イギリス英語とアメリカ英語の違いについては沢山の本もでていますので、ここでは取り上げませんが「r の発音」についてのみ触れます。

世間に流布している「イギリス英語は r の後に母音がなければ発音しない」「アメリカ英語は全てのr を発音する」というのは一種の誤解です。イギリスのスコットランドやイングランドの南西部の方言では全ての r は発音されます。一方アメリカのニューイングランド地方ではr の後に母音がなければ発音しません。英語を母語とする国でもr を発音するところと、しない所に2分されるのです。

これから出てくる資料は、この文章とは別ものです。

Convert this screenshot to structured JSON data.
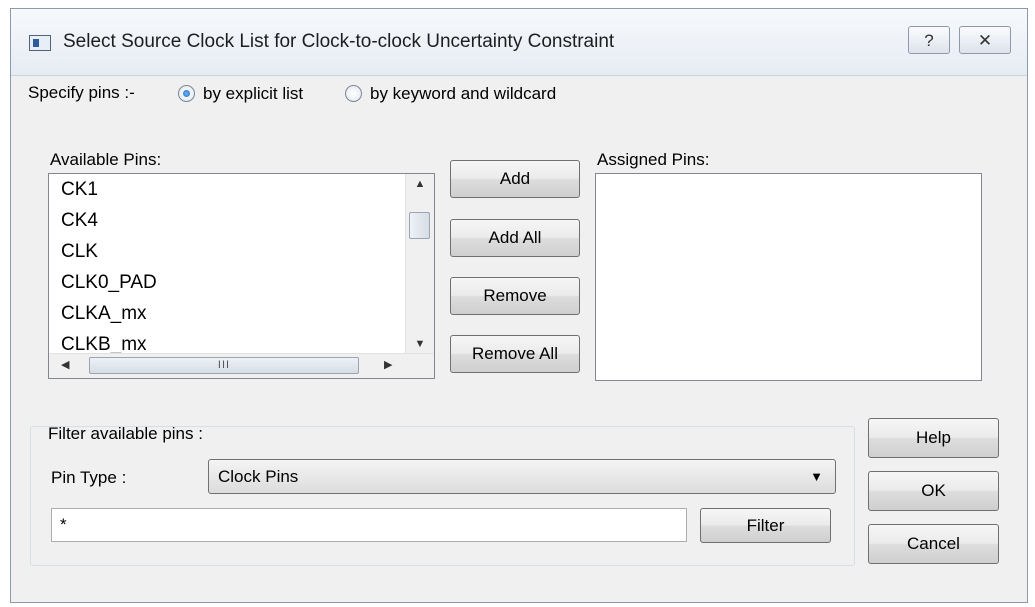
{
  "window": {
    "title": "Select Source Clock List for Clock-to-clock Uncertainty Constraint",
    "help_glyph": "?",
    "close_glyph": "✕"
  },
  "specify": {
    "label": "Specify pins :-",
    "option_explicit": "by explicit list",
    "option_keyword": "by keyword and wildcard",
    "selected": "by explicit list"
  },
  "available": {
    "label": "Available Pins:",
    "items": [
      "CK1",
      "CK4",
      "CLK",
      "CLK0_PAD",
      "CLKA_mx",
      "CLKB_mx"
    ],
    "hscroll_grip": "III"
  },
  "assigned": {
    "label": "Assigned Pins:",
    "items": []
  },
  "transfer_buttons": {
    "add": "Add",
    "add_all": "Add All",
    "remove": "Remove",
    "remove_all": "Remove All"
  },
  "filter": {
    "group_label": "Filter available pins :",
    "pin_type_label": "Pin Type :",
    "pin_type_value": "Clock Pins",
    "pattern_value": "*",
    "filter_button": "Filter"
  },
  "dialog_buttons": {
    "help": "Help",
    "ok": "OK",
    "cancel": "Cancel"
  }
}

イギリス英語から分離・独立したアメリカ英語の発展を外観します。

英語が最初にアメリカ大陸に持ち込まれたのは1607年。主にイングランド西部出身者が南部のバージニアにたどりつきジェイムズタウンと名付けた植民地を開拓しました。次に1620年、主にイングランド東部・南部を出身地とする清教徒たちが宗教的な迫害を逃れるべくメイフラワー号に乗って北部のマサチューセッツ州のプリマス付近に辿りつき植民地を作りました。

17世紀の後半以降、イングランド中部・北部出身者が多かったクエーカー教徒(キリスト教プロテスタント)がペンシルベニアにやってきました(ペンシルベニアでは今もクエーカー教徒が多い)。こうして17世紀にはイングランド各地からアメリカ大西洋岸の各地へと移民・移住してきました。

18世紀の半ばになると、スコットランド系のアイルランド人がアメリカ中部に渡りました。彼らは持ち前の進取の気性により更に西の辺境地に分け入って、後の西部開拓の推進力となりました(スコットランドの標語は「我に触れて無事に帰るものなし」)。アメリカの植民地時代は1790年の独立宣言をもって終わりました。ここまでがアメリカ英語の形成期と言えます。

1861−1865が南北戦争。19世紀半ばにはアイルランドのジャガイモ飢饉(この飢饉でアイルランド人口の少なくとも20%が餓死および病死、10%から20%が国外へ脱出ました)、ドイツの革命(1848年。ウイーン体制の崩壊)を契機に両国からの移民がアメリカに殺到しました。

19世紀後半からは北欧、中欧、南欧からの移民が大量にアメリカに押し寄せ、英語も他民族の言語と混合しながら内陸部へと広がっていきました。著者はニューヨークで下宿していましたが、大家さんの出身はアイルランドでした。移民当時食べていくためには警官になるか裁判官になるかしかなかったと言っていました。また、ウイスコンシン州の工場をお邪魔したことがありますが、ドイツ出身者が多く非常に真面目で皆定年まで働くようでした。

第一次世界大戦以降は国力を増したアメリカの言語であるアメリカ英語が世界各地へと広がり、現在に至っています。

イギリス英語とアメリカ英語との違いは発音・語彙の違いに加えて「アメリカ英語の方が合理的」と言えそうです。例えば「through」を「thru」で済ませる。発音と綴字をできるだけ一致させるのも合理主義の現れとみることもできます。